主人公の折木奉太郎は高校1年生。進学に当たり、高校では何も積極的にせずのんびり静かに省エネ高校生ライフを過ごそうと決め込んでいます。彼はバラ色の高校生生活には関心はなく、自分の生活は灰色一色の静かなものでいいと考えています。しかし、波風を嫌う彼と対局にあるスーパー女子大生の姉から一通の国際郵便が届いたため、彼は廃部寸前、活動内容不明の「古典部」に入部することになります。それでも、たった一人の部活だし、プライベート・ルームが学校にできるようなものだからと思っていたのですが…。

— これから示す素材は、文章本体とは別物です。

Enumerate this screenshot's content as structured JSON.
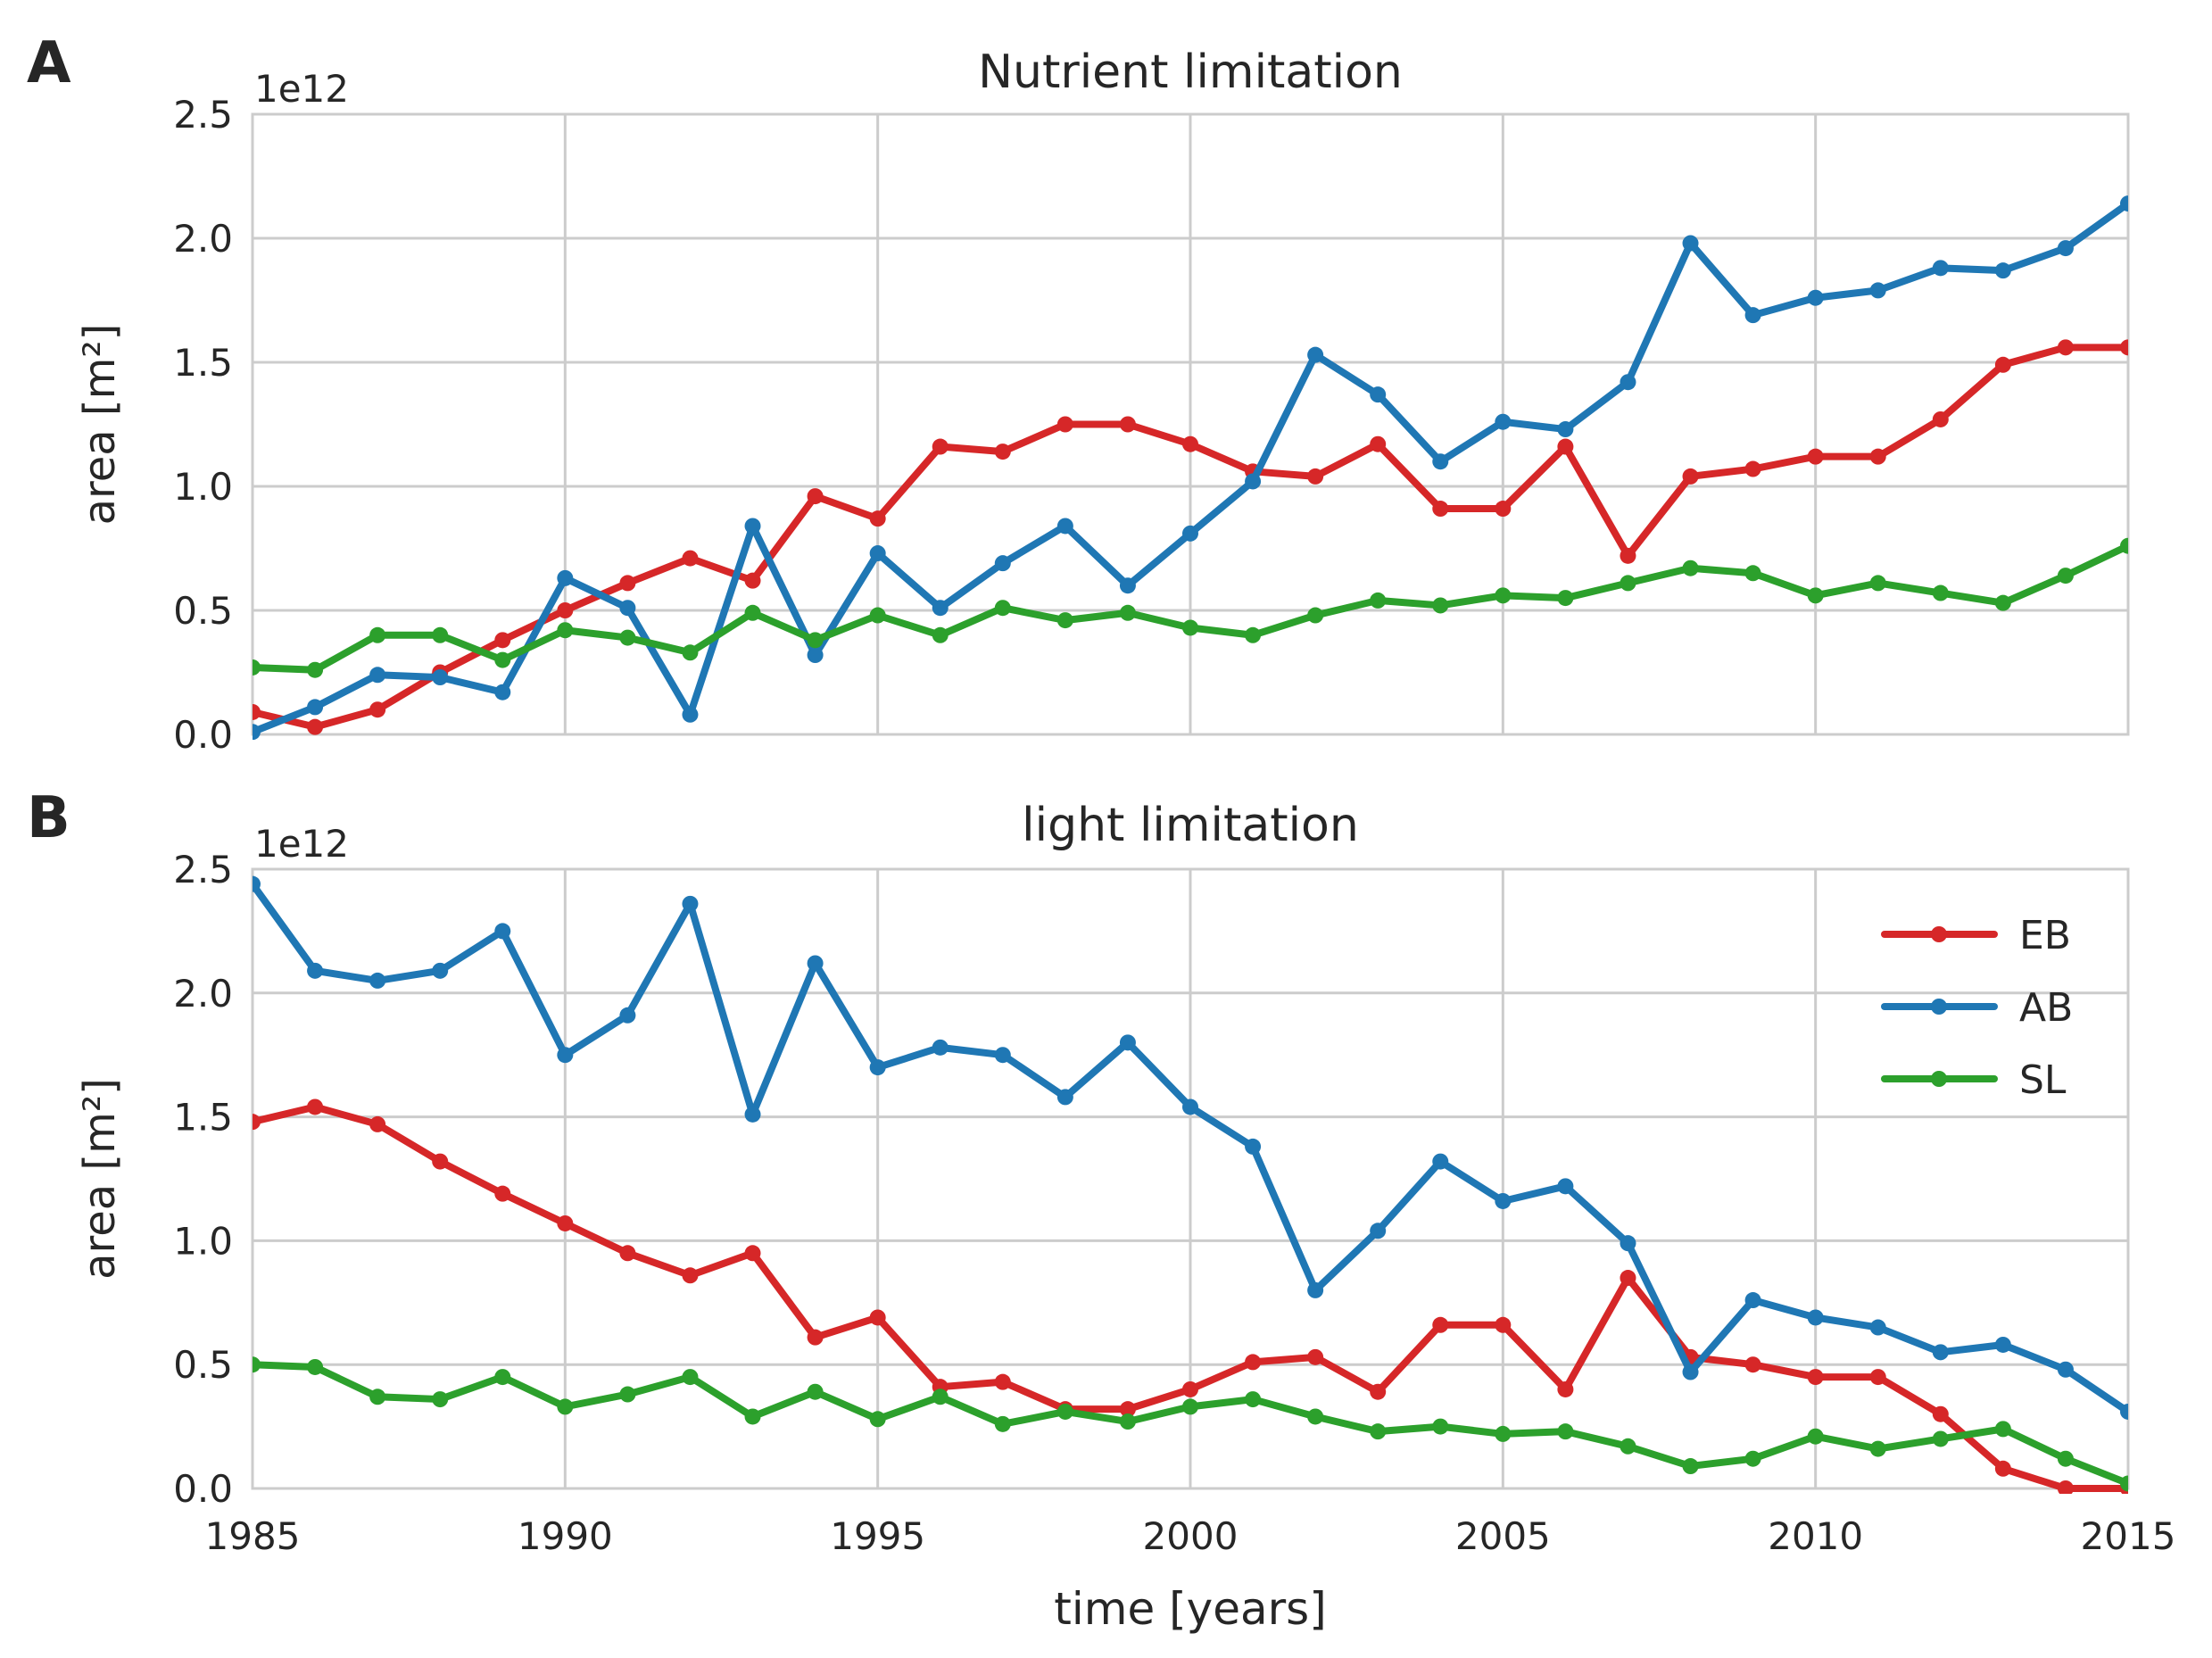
{
  "chart_data": [
    {
      "type": "line",
      "panel_label": "A",
      "title": "Nutrient limitation",
      "xlabel": "",
      "ylabel": "area [m²]",
      "offset_text": "1e12",
      "xlim": [
        1985,
        2015
      ],
      "ylim": [
        0.0,
        2.5
      ],
      "y_scale_factor": 1000000000000.0,
      "yticks": [
        "0.0",
        "0.5",
        "1.0",
        "1.5",
        "2.0",
        "2.5"
      ],
      "grid": true,
      "x": [
        1985,
        1986,
        1987,
        1988,
        1989,
        1990,
        1991,
        1992,
        1993,
        1994,
        1995,
        1996,
        1997,
        1998,
        1999,
        2000,
        2001,
        2002,
        2003,
        2004,
        2005,
        2006,
        2007,
        2008,
        2009,
        2010,
        2011,
        2012,
        2013,
        2014,
        2015
      ],
      "series": [
        {
          "name": "EB",
          "color": "#d62728",
          "values": [
            0.09,
            0.03,
            0.1,
            0.25,
            0.38,
            0.5,
            0.61,
            0.71,
            0.62,
            0.96,
            0.87,
            1.16,
            1.14,
            1.25,
            1.25,
            1.17,
            1.06,
            1.04,
            1.17,
            0.91,
            0.91,
            1.16,
            0.72,
            1.04,
            1.07,
            1.12,
            1.12,
            1.27,
            1.49,
            1.56,
            1.56
          ]
        },
        {
          "name": "AB",
          "color": "#1f77b4",
          "values": [
            0.01,
            0.11,
            0.24,
            0.23,
            0.17,
            0.63,
            0.51,
            0.08,
            0.84,
            0.32,
            0.73,
            0.51,
            0.69,
            0.84,
            0.6,
            0.81,
            1.02,
            1.53,
            1.37,
            1.1,
            1.26,
            1.23,
            1.42,
            1.98,
            1.69,
            1.76,
            1.79,
            1.88,
            1.87,
            1.96,
            2.14
          ]
        },
        {
          "name": "SL",
          "color": "#2ca02c",
          "values": [
            0.27,
            0.26,
            0.4,
            0.4,
            0.3,
            0.42,
            0.39,
            0.33,
            0.49,
            0.38,
            0.48,
            0.4,
            0.51,
            0.46,
            0.49,
            0.43,
            0.4,
            0.48,
            0.54,
            0.52,
            0.56,
            0.55,
            0.61,
            0.67,
            0.65,
            0.56,
            0.61,
            0.57,
            0.53,
            0.64,
            0.76
          ]
        }
      ]
    },
    {
      "type": "line",
      "panel_label": "B",
      "title": "light limitation",
      "xlabel": "time [years]",
      "ylabel": "area [m²]",
      "offset_text": "1e12",
      "xlim": [
        1985,
        2015
      ],
      "ylim": [
        0.0,
        2.5
      ],
      "y_scale_factor": 1000000000000.0,
      "xticks": [
        "1985",
        "1990",
        "1995",
        "2000",
        "2005",
        "2010",
        "2015"
      ],
      "yticks": [
        "0.0",
        "0.5",
        "1.0",
        "1.5",
        "2.0",
        "2.5"
      ],
      "grid": true,
      "legend": {
        "position": "upper-right",
        "entries": [
          "EB",
          "AB",
          "SL"
        ]
      },
      "x": [
        1985,
        1986,
        1987,
        1988,
        1989,
        1990,
        1991,
        1992,
        1993,
        1994,
        1995,
        1996,
        1997,
        1998,
        1999,
        2000,
        2001,
        2002,
        2003,
        2004,
        2005,
        2006,
        2007,
        2008,
        2009,
        2010,
        2011,
        2012,
        2013,
        2014,
        2015
      ],
      "series": [
        {
          "name": "EB",
          "color": "#d62728",
          "values": [
            1.48,
            1.54,
            1.47,
            1.32,
            1.19,
            1.07,
            0.95,
            0.86,
            0.95,
            0.61,
            0.69,
            0.41,
            0.43,
            0.32,
            0.32,
            0.4,
            0.51,
            0.53,
            0.39,
            0.66,
            0.66,
            0.4,
            0.85,
            0.53,
            0.5,
            0.45,
            0.45,
            0.3,
            0.08,
            0.0,
            0.0
          ]
        },
        {
          "name": "AB",
          "color": "#1f77b4",
          "values": [
            2.44,
            2.09,
            2.05,
            2.09,
            2.25,
            1.75,
            1.91,
            2.36,
            1.51,
            2.12,
            1.7,
            1.78,
            1.75,
            1.58,
            1.8,
            1.54,
            1.38,
            0.8,
            1.04,
            1.32,
            1.16,
            1.22,
            0.99,
            0.47,
            0.76,
            0.69,
            0.65,
            0.55,
            0.58,
            0.48,
            0.31
          ]
        },
        {
          "name": "SL",
          "color": "#2ca02c",
          "values": [
            0.5,
            0.49,
            0.37,
            0.36,
            0.45,
            0.33,
            0.38,
            0.45,
            0.29,
            0.39,
            0.28,
            0.37,
            0.26,
            0.31,
            0.27,
            0.33,
            0.36,
            0.29,
            0.23,
            0.25,
            0.22,
            0.23,
            0.17,
            0.09,
            0.12,
            0.21,
            0.16,
            0.2,
            0.24,
            0.12,
            0.02
          ]
        }
      ]
    }
  ]
}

氷菓はこの作者のデビュー作であり、後に人気となる「古典部シリーズ」の第一作でもあります。何事に対しても積極的な関心を持とうとしない折木奉太郎。彼のプライベート・ルームの夢は同学年の千反田える*1が入部してきたことで、儚くも初日から露と消えます。それどころか、彼女は名家のお嬢様らしからぬ好奇心で彼を振り回すことになります。
わたし、気になります
古典部シリーズでは、警察沙汰になるような事件は起きません。基本的に学校内部で起きる日常的な謎を扱った作品ということになっています。
主人公は日常の謎だろうが世界を揺るがす謎だろうが関心を持っていませんが、いつもいつも悪いタイミングで千反田さんが好奇心を小爆発させるため、否応なしに謎に首を突っ込んでは解決する羽目になります。そうするうちに、この作品の骨格となる「氷菓事件」に引き込まれるてしまいます。
警察沙汰になるような事件が起きないかわりに、このシリーズでは高校生が直面する、青春時代ならではの気持ちがサブテーマとして効果的に使われています。シリーズ第一作では主人公が冒頭のモノローグで無造作に退ける「バラ色の青春」がいくらかの苦みをともった形で描かれています。
続く長編「愚者のエンドロール」「クドリャフカの順番」ほどミステリで読ませるわけではない本作では、この青春の苦みが幾分濃いめに出ています。
私自身はミステリはあまり読まないため、この作者のミステリライタとしての手腕は分かりません。謎解きという点ではズルが過ぎると素人でも感じる点があります*2。また、主人公があまりにも老成しているなど気になる点もあります*3
しかし、一気に読ませる文章力や登場人物のキャラクター設定のうまさには疑いを差し挟む余地はありません。続編のおもしろさも加えた上で、お薦めできる作品です。